E o Cerne nas próximas eleições, mais as subsequentes arrumações, pode estar no imprevisto, na surpresa, no nunca antes imaginado e, por isso, não contabilizado.
É que fala-se de direita e de esquerda, da absoluta e da relativa, das alianças por natura ou contra a natura, por isto e mais aquilo, mais não sei que mais, mas tudo a partir de um quadro estático e reprodutivo, como se o mundo partidário estivesse definitivamente arrumado para todo o sempre. E, disse quem muito sabe, o mundo é composto de mudança porque pula e avança.
Ousemos atender a uma hipótese para o Cerne. Por exemplo, que o Cerne sai de um partido esquecido, quantas vezes menosprezado, não mediatizado, mas, no entanto, vivo e pujante, tanto que resolve explodir no relvado eleitoral, abrindo bocas de espanto aos viciados na contabilidade só feita para os grandes. Porque se os partidos grandes podem encolher (e alguns encolherão, diz-me um dedo cusca), também os pequenos podem crescer. Esta é mesmo uma das essências da democracia.

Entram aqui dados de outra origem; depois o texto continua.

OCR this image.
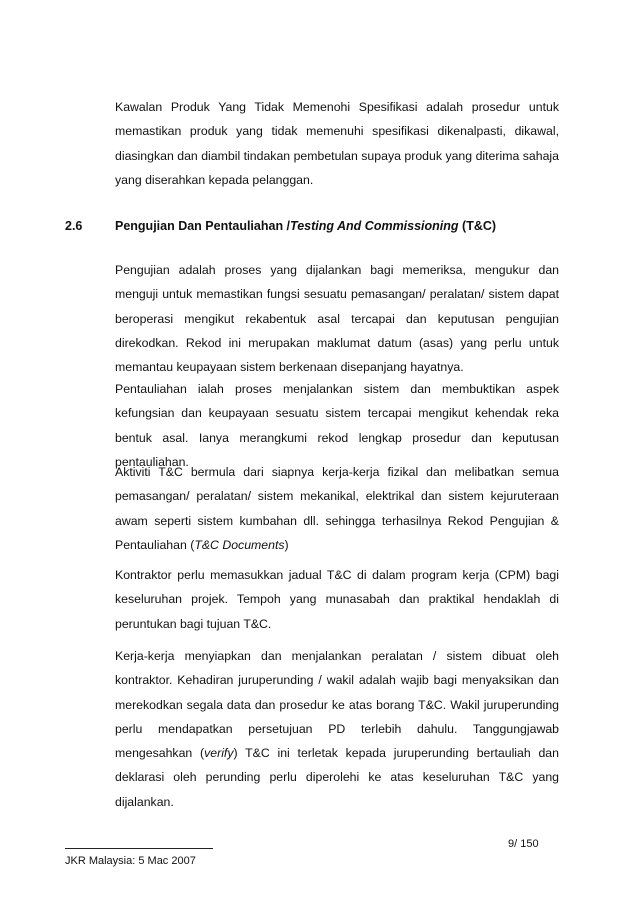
Kawalan Produk Yang Tidak Memenohi Spesifikasi adalah prosedur untuk memastikan produk yang tidak memenuhi spesifikasi dikenalpasti, dikawal, diasingkan dan diambil tindakan pembetulan supaya produk yang diterima sahaja yang diserahkan kepada pelanggan.

2.6	Pengujian Dan Pentauliahan /Testing And Commissioning (T&C)

Pengujian adalah proses yang dijalankan bagi memeriksa, mengukur dan menguji untuk memastikan fungsi sesuatu pemasangan/ peralatan/ sistem dapat beroperasi mengikut rekabentuk asal tercapai dan keputusan pengujian direkodkan. Rekod ini merupakan maklumat datum (asas) yang perlu untuk memantau keupayaan sistem berkenaan disepanjang hayatnya.

Pentauliahan ialah proses menjalankan sistem dan membuktikan aspek kefungsian dan keupayaan sesuatu sistem tercapai mengikut kehendak reka bentuk asal. Ianya merangkumi rekod lengkap prosedur dan keputusan pentauliahan.

Aktiviti T&C bermula dari siapnya kerja-kerja fizikal dan melibatkan semua pemasangan/ peralatan/ sistem mekanikal, elektrikal dan sistem kejuruteraan awam seperti sistem kumbahan dll. sehingga terhasilnya Rekod Pengujian & Pentauliahan (T&C Documents)

Kontraktor perlu memasukkan jadual T&C di dalam program kerja (CPM) bagi keseluruhan projek. Tempoh yang munasabah dan praktikal hendaklah di peruntukan bagi tujuan T&C.

Kerja-kerja menyiapkan dan menjalankan peralatan / sistem dibuat oleh kontraktor. Kehadiran juruperunding / wakil adalah wajib bagi menyaksikan dan merekodkan segala data dan prosedur ke atas borang T&C. Wakil juruperunding perlu mendapatkan persetujuan PD terlebih dahulu. Tanggungjawab mengesahkan (verify) T&C ini terletak kepada juruperunding bertauliah dan deklarasi oleh perunding perlu diperolehi ke atas keseluruhan T&C yang dijalankan.

9/ 150
JKR Malaysia: 5 Mac 2007
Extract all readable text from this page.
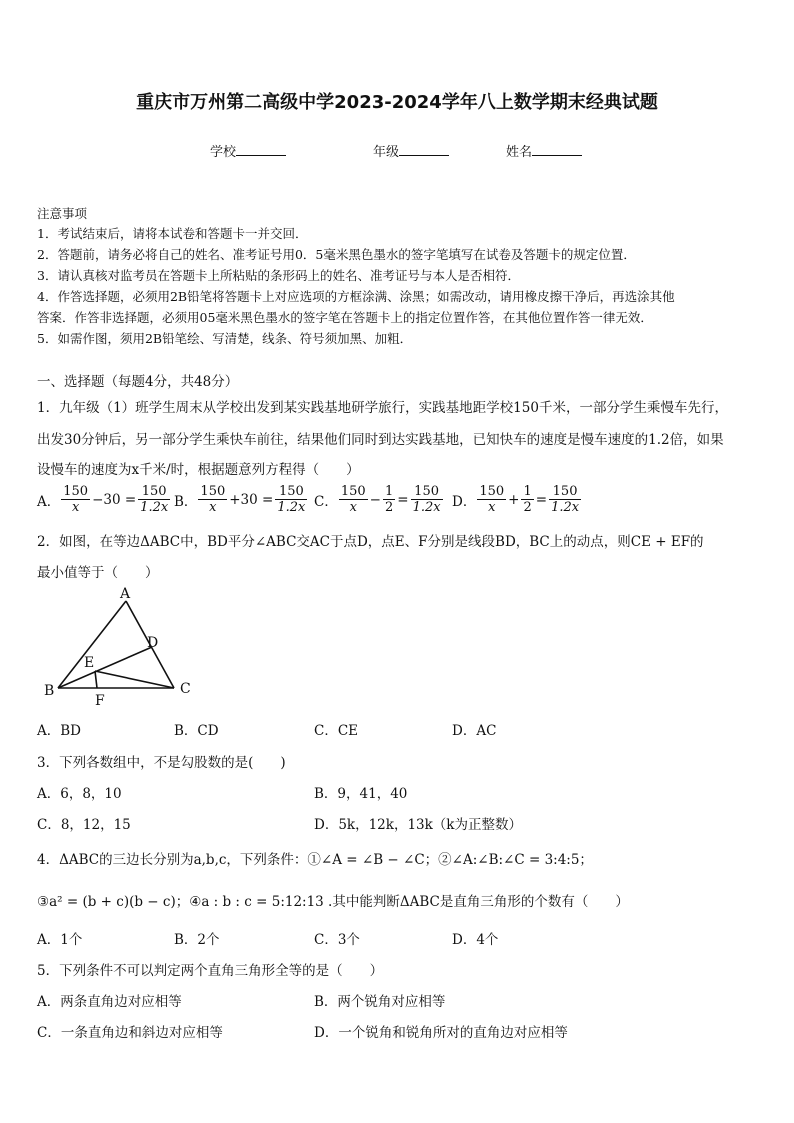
重庆市万州第二高级中学2023-2024学年八上数学期末经典试题
学校	年级	姓名
注意事项
1．考试结束后，请将本试卷和答题卡一并交回．
2．答题前，请务必将自己的姓名、准考证号用0．5毫米黑色墨水的签字笔填写在试卷及答题卡的规定位置．
3．请认真核对监考员在答题卡上所粘贴的条形码上的姓名、准考证号与本人是否相符．
4．作答选择题，必须用2B铅笔将答题卡上对应选项的方框涂满、涂黑；如需改动，请用橡皮擦干净后，再选涂其他
答案．作答非选择题，必须用05毫米黑色墨水的签字笔在答题卡上的指定位置作答，在其他位置作答一律无效．
5．如需作图，须用2B铅笔绘、写清楚，线条、符号须加黑、加粗．
一、选择题（每题4分，共48分）
1．九年级（1）班学生周末从学校出发到某实践基地研学旅行，实践基地距学校150千米，一部分学生乘慢车先行，
出发30分钟后，另一部分学生乘快车前往，结果他们同时到达实践基地，已知快车的速度是慢车速度的1.2倍，如果
设慢车的速度为x千米/时，根据题意列方程得（　　）
A． $\frac{150}{x} -30 = \frac{150}{1.2x}$ B． $\frac{150}{x} +30 = \frac{150}{1.2x}$ C． $\frac{150}{x} - \frac{1}{2} = \frac{150}{1.2x}$ D． $\frac{150}{x} + \frac{1}{2} = \frac{150}{1.2x}$
2．如图，在等边ΔABC中，BD平分∠ABC交AC于点D，点E、F分别是线段BD，BC上的动点，则CE + EF的
最小值等于（　　）
A
B	C
D
E
F
A．BD	B．CD	C．CE	D．AC
3．下列各数组中，不是勾股数的是(　　)
A．6，8，10	B．9，41，40
C．8，12，15	D．5k，12k，13k（k为正整数）
4．ΔABC的三边长分别为a,b,c，下列条件：①∠A = ∠B − ∠C；②∠A:∠B:∠C = 3:4:5；
③a² = (b + c)(b − c)；④a : b : c = 5:12:13 .其中能判断ΔABC是直角三角形的个数有（　　）
A．1个	B．2个	C．3个	D．4个
5．下列条件不可以判定两个直角三角形全等的是（　　）
A．两条直角边对应相等	B．两个锐角对应相等
C．一条直角边和斜边对应相等	D．一个锐角和锐角所对的直角边对应相等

Consideremos, por exemplo, a hipótese Cerne para o PEV (Os Verdes, para abreviar). Esse bom exemplo de partido esquecido (ou ostracizado). Quem fala nele nos arranjos da esquerda maioritária? Ninguém (
nem o PCP!). No entanto, a presença
green, discreta mais eficaz, do PEV anda por tudo quanto é ambiente. Não há questão de esgoto, bandeira azul, praga de gafanhoto, manchas no mar, descida de rios, níveis das albufeiras, lixeira a céu aberto, resíduo ao deus dará, cimento em cima de falésia, dieta nos colégios internos, prédios com tijolos gastos, girassóis nos verdes prados, crianças obesas, fumo nos bares, casais desavindos, filoxera que ameace o tinto alentejano, toucinho que ofenda Maomé, castração química dos pedófilos, e tantas mais, que Os Verdes não atendam e nele não combatam.
Falta reconhecimento ao Cerne? Pois falta. E talvez daí, exactamente do efeito surpresa, é que o Cerne pode tirar forças para se revelar, afirmar-se e baralhar tudo, para resolver, nas contabilidades parlamentares, as hesitações, as traições, os adiamentos e as cobardias. E a Maioria de Esquerda, a almejada, afinal surgir como o ovo de Colombo através da imponente arbitragem unificadora dos Verdes. Que mais não seja, como reconhecimento do principal feito (talvez o único ecológico) do PEV (Os Verdes) votar-se PCP disfarçado de CDU.
Atenção aos resultados. Sobretudo aos do Cerne. Do PEV, melhor dizendo.